Amy corrected them for me, and I uploaded the new version of the book. Or I tried to... I had problems because I had set a different price for Amazon India. This had NOT been a problem on the first upload, and I didn't realize it was now. I kept getting an error message that I was missing inputs.

Unlike the normal error messages which give you the section you're missing in red, I couldn't find anything wrong. Amy checked the book file, and she felt sure that wasn't the problem. I tried several times to publish the book, but nothing worked. None of my self-pubishing friends had ever heard of this error, although one suggested re-entering the book data. I did so, and still an error. I went over and over each box to make sure I wasn't missing anything, and couldn't see where I'd left something out. The time grew later, and I grew more stressed, frustrated, and tired.

Finally, I decided to change the India price to match the others. That worked. I grabbed the book file to upload it again. All okay. Relieved, I went to bed.

The next day, I started to get returns on the book, very unusual especially since I'd only sold about 30. I had three good reviews, but no one gave me a bad review. So I shrugged it off. At five returns, I checked the book product page and saw that Amazon had put a notice on the page saying something was wrong with the book and they were working with the publisher to fix it. That was news to me.

Of course I was upset and embarrassed. And it was the holiday weekend, so I couldn't contact anyone I knew at Amazon directly. (A nice thing about being a Monttlake author is I know people.) So I talked to customer service, who of course, didn't know anything about what could be wrong. But while I was on the phone with the customer service rep, I checked the book in the preview and saw that I HAD UPLOADED THE WRONG BOOK! OMG! I couldn't believe it. I quickly uploaded the correct version.

I told the rep what was wrong. She never really got what the problem was, but she drafted an email to send to KDP, telling them the error was fixed, to take the block off the product page, and to send a new version of the book to the people who'd bought it. She promised a response in the next 24 hours. It was hard to wait because I wanted it fixed NOW.

For the next days I kept getting various emails from KDP that they were working on the problem. At first I could tell that they didn't understand what the problem was. They kept focusing on sending out new books, while I wanted the block to come down first. Secondly, they could deal with sending new books out.

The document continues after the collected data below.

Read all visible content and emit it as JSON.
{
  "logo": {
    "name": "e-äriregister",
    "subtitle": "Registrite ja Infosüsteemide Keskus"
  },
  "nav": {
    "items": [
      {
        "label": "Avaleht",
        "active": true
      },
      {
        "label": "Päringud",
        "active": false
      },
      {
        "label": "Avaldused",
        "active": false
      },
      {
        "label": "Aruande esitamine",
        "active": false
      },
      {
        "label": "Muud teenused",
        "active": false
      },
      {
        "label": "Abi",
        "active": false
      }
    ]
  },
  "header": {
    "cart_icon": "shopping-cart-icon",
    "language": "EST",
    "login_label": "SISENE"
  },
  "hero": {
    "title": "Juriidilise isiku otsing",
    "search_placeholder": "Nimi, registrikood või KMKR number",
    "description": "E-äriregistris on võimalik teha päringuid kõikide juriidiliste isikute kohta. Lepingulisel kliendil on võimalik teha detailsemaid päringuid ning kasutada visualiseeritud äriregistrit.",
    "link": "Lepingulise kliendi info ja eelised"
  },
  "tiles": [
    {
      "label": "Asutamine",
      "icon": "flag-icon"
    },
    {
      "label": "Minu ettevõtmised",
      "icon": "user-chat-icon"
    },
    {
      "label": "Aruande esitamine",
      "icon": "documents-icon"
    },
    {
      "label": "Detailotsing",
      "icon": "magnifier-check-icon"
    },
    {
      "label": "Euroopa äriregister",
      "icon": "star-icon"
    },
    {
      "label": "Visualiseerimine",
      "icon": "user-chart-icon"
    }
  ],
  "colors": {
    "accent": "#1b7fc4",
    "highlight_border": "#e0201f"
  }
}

I was very relieved with Tuesday morning came and I could email and call Dan Slater at Amazon, asking for his help. But unknown to me, Dan was buried in work for the launch of the new Kindles and didn't have time to work on my problem.

So more days went by with several "we're researching the problem" emails from KDP and no response from Dan. My frustration level remained high. I couldn't be mad at Amazon because the mistake was my fault, I still fretted about how long the fix was taking.

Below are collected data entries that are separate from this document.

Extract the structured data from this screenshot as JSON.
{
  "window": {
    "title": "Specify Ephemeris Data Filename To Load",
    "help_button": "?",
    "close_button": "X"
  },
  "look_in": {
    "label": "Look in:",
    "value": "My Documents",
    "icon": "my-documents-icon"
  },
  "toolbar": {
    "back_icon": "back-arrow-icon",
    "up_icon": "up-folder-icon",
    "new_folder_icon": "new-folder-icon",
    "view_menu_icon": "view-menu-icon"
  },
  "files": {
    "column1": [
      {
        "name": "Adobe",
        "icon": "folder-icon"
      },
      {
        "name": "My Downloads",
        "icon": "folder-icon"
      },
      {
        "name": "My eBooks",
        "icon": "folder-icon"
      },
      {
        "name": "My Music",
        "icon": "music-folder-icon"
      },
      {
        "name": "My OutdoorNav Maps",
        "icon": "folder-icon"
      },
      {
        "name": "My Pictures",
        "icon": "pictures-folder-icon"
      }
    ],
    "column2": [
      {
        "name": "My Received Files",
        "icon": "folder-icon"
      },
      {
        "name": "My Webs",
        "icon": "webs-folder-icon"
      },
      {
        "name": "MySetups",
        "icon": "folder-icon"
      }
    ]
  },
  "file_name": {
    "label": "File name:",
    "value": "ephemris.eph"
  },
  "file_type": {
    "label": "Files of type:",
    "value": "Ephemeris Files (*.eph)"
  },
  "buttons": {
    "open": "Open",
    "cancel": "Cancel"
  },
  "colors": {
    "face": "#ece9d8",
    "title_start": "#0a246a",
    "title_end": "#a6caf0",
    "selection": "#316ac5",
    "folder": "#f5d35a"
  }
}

Thursday, I put another call to Dan, and that afternoon he called me back. He told me about the launch of the new Kindles. (GGGGRRRR because I just had bought one to replace the one that died.) I explained the whole tale, and he said he'd get on it. By late evening, Montana Sky Christmas was again available for sale. This morning the book began selling again.

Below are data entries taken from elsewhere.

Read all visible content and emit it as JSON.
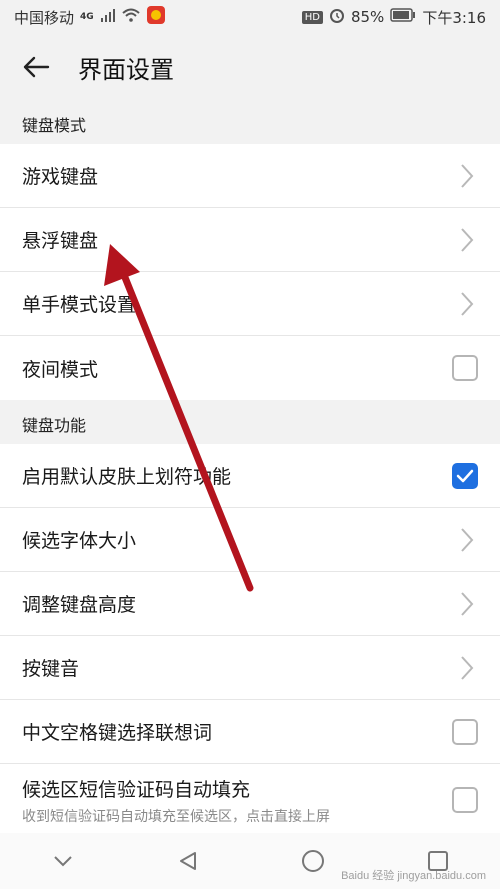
{
  "status": {
    "carrier": "中国移动",
    "network": "4G",
    "battery": "85%",
    "time": "下午3:16",
    "hd": "HD"
  },
  "header": {
    "title": "界面设置"
  },
  "sections": [
    {
      "title": "键盘模式",
      "items": [
        {
          "label": "游戏键盘",
          "control": "chevron"
        },
        {
          "label": "悬浮键盘",
          "control": "chevron"
        },
        {
          "label": "单手模式设置",
          "control": "chevron"
        },
        {
          "label": "夜间模式",
          "control": "checkbox",
          "checked": false
        }
      ]
    },
    {
      "title": "键盘功能",
      "items": [
        {
          "label": "启用默认皮肤上划符功能",
          "control": "checkbox",
          "checked": true
        },
        {
          "label": "候选字体大小",
          "control": "chevron"
        },
        {
          "label": "调整键盘高度",
          "control": "chevron"
        },
        {
          "label": "按键音",
          "control": "chevron"
        },
        {
          "label": "中文空格键选择联想词",
          "control": "checkbox",
          "checked": false
        },
        {
          "label": "候选区短信验证码自动填充",
          "sub": "收到短信验证码自动填充至候选区，点击直接上屏",
          "control": "checkbox",
          "checked": false
        }
      ]
    }
  ],
  "watermark": "Baidu 经验 jingyan.baidu.com",
  "colors": {
    "accent": "#1e6fe0",
    "annotation_arrow": "#b3141e"
  }
}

So.... what's my lesson? Perhaps it's not to push so hard that I'm trying to accomplish something when I'm tired and stressed. Or maybe realize that because I'm in that state, I have to be extra careful.

Since I'm not a person who usually makes stupid mistakes, when I do, I know means I'm over-stressed. I need to relax, unwind, and recharge--something I was able to do yesterday when I knew my mistake would finally be fixed.

So there you have it. Stupid mistake? Yes. Cost me some sales? Yes. Upset me? Yes. But in the long run, it's not a big deal. Under normal circumstances, I'd probably have been able to focus on the fact that the book would eventually be for sale. But I had enough other things in my life last week that upset and stressed me, thus I wasn't as centered as I would have liked. Maybe that's my lesson.

But I can pretty much promise...I'll NEVER upload the wrong book again. I hope other self-published authors learn from my mistake!